During its visit to Melbourne of from 12-17 December, VietCatholic met with several Victorian State Members to inform and discuss with them on latest persecutions against the Church in Vietnam. Below is an interview with Luke Donnellan MP State Member, Parliamentary Secretary to the Premier by Chau Xuan Hung.

Good afternoon Luke. You have known Father Ly in Vietnam. He’s prisoner of conscience for quite a long time now. I believe that in March 2006, you payed a visit to Father Ly. How was he, physically and mentally?

Father Ly’s health at the time was very good. He’s very strong, very powerful, very determined to continue on his fight for democratic principle to religious freedom in Vietnam. I was very impressed with just the aurora of incredible strength around Father Ly. The fact that I suspect when I was visiting him in the archdiocese in way that he was being followed the whole time. But, he didn’t seem to have concerns about that. But generally he and Father Peter were both very determined that they would keep going with their work and they would not stop. So, I found him in very good spirits.

Could you please tell us, how his case came to your attention. Before you actually visited him in Vietnam?

Through the local community, to local websites here, the Catholic website, both the local community which is very strong here as you’d imagine in terms of their respect for Father Ly and so forth. Father Ly’s continued campaigning for democracy was very inspiring, very much a part of in a sense he’s leading his own form of liberation theology found in Vietnam. He’s going a marvellous job.

Now to the bad news, recently, last month, in November, he suffered a stroke, quite a bad one that caused paralysis on one side of his body. Since then he has been receiving medical treatment in the prison hospital, which is administered by the Lead of Public Security in Hanoi. Now the choice in Vietnam, and his family requested for the government to release him, so that his family can take care of him at home. However, on December 11th, just a few days ago, the authorities in Vietnam returned him to prison. So what is your view?

Well unfortunately, communism is not a particularly dignified form of government and it doesn’t treat anybody with dignity, full stop. Which is pretty much what you’d expect from communist officials in Vietnam to continue to treat Father Ly because he is a threat to the ongoing dictatorship in their own country? So I guess, I don’t really expect the communist regime there to have any sympathy for Father Ly’s plight. I don’t expect them to release him at all. I expect them to keep him locked up. Like the last show trial, where they were severely embarrassed because there were cameras there, which caught them, covering up Father Ly’s face. Father Ly is far too much of a threat to the Vietnamese government there for him to be released. He has too much of a strong following in the Vietnamese Catholic Community along with many of the Buddhist leaders standing way be too much of a threat to the government, unfortunately. I think the fact that the strength of Father Ly and his determination has effectively ensured that he would never have been released if he wasn’t such a strong fighter for democracy, I’m sure he would be released by now.

In June this year, 37 U.S. senators sent a letter to the president of Vietnam urging the release of Father Ly. In December, just a few days ago the President of Vietnam met with the Pope in Rome. The Holy See had promised with archdiocese of Hue to take this important opportunity to raise Father Ly’s case and call the government to release Father Ly. We are convinced that the Holy See did that. However, nothing happened. We haven’t heard anything. In your opinion, what else, in this case could we do to help Father Ly?

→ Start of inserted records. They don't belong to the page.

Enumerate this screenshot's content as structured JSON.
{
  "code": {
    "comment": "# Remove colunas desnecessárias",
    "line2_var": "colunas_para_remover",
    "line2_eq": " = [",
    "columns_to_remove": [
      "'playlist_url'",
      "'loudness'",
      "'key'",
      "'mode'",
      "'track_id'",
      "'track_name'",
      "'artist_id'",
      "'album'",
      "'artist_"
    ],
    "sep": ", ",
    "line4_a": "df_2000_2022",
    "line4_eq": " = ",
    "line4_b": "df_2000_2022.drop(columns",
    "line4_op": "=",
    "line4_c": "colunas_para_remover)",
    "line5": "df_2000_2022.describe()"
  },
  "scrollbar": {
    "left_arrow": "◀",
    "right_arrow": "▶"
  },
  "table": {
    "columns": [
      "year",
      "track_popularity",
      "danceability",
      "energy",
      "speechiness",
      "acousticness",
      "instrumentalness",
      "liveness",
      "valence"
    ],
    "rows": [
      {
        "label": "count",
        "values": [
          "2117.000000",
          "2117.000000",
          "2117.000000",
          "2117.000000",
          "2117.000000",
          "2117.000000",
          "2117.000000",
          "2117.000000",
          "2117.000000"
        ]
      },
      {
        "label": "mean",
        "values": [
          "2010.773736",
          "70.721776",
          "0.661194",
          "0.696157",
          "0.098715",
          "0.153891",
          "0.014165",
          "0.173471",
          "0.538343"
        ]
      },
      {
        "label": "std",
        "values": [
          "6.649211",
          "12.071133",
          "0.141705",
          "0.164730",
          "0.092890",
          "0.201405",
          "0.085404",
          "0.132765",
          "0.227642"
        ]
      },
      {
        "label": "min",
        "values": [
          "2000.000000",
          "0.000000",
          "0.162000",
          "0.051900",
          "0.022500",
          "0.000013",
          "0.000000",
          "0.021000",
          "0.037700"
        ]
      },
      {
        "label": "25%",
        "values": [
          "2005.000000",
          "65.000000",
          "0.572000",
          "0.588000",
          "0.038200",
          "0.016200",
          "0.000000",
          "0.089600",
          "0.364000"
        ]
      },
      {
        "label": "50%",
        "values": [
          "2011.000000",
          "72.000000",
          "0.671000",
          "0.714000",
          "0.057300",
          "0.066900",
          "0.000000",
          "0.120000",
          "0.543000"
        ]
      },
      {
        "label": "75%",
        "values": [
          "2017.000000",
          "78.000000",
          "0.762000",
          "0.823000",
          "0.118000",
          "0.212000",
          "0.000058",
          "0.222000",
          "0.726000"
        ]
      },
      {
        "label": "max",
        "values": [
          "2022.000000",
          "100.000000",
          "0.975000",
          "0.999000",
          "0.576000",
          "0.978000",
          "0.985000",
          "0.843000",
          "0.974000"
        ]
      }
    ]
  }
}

I would think that the Holy See could probably be a little more open in desire to see Father Ly released. It would be no reason why I couldn’t see Vatican Radio and Vatican Media actually putting out a very strong release on that saying Father Ly has been a long-time fighter for basic religious principles and at the end of the day, allow him to live in some sort of dignity at the end of his life, potentially, because he has had a stroke it could be soon. You would think that the church would push for that so that Father Ly could live in some dignity. I would also think that members of local churches could go a long way to raising it within their local church and a petition. Campaign locally. I think realistically, the communist government, in Vietnam, needs to understand how strongly we feel about this, here in Australia, because it directly impacts upon tourism and ways on a beautiful place to visit and if you know that they do there, it’s not a nice place to visit. I would think that a localized campaign would send a very strong message, and not just from the Vietnamese community, but I think that our local Catholic churches could call on that. If they knew about the story of Father Ly, they could understand he’s fought for his religious freedoms like a very few people have ever seen.

What about in our own country, can some acts be committed by our MP, or senator (with regards to the U.S)?

I don’t see why not. I would think that it would be wrong to let Father Ly live out the rest of his days without dignity.

Do you have anything else you want to say to our people?

I just hope for Father Ly that he can live in some dignified way at the moment, because he’s obviously spent 17-18 years of his life in jail. What a terribly hard way to live. He’s been a great proponent for democracy and religious rights. He’s done such a marvellous job for the community. I just hope that he’s healthy and that he’s getting proper care in the hospital. And I would urge the Vietnamese government to treat this person with great dignity because he’s an incredible, strong powerful and impressive human being.

On behalf of Father Ly and also the church in Vietnam, we would like to thank you for your effort and we hope that we will be receiving your support.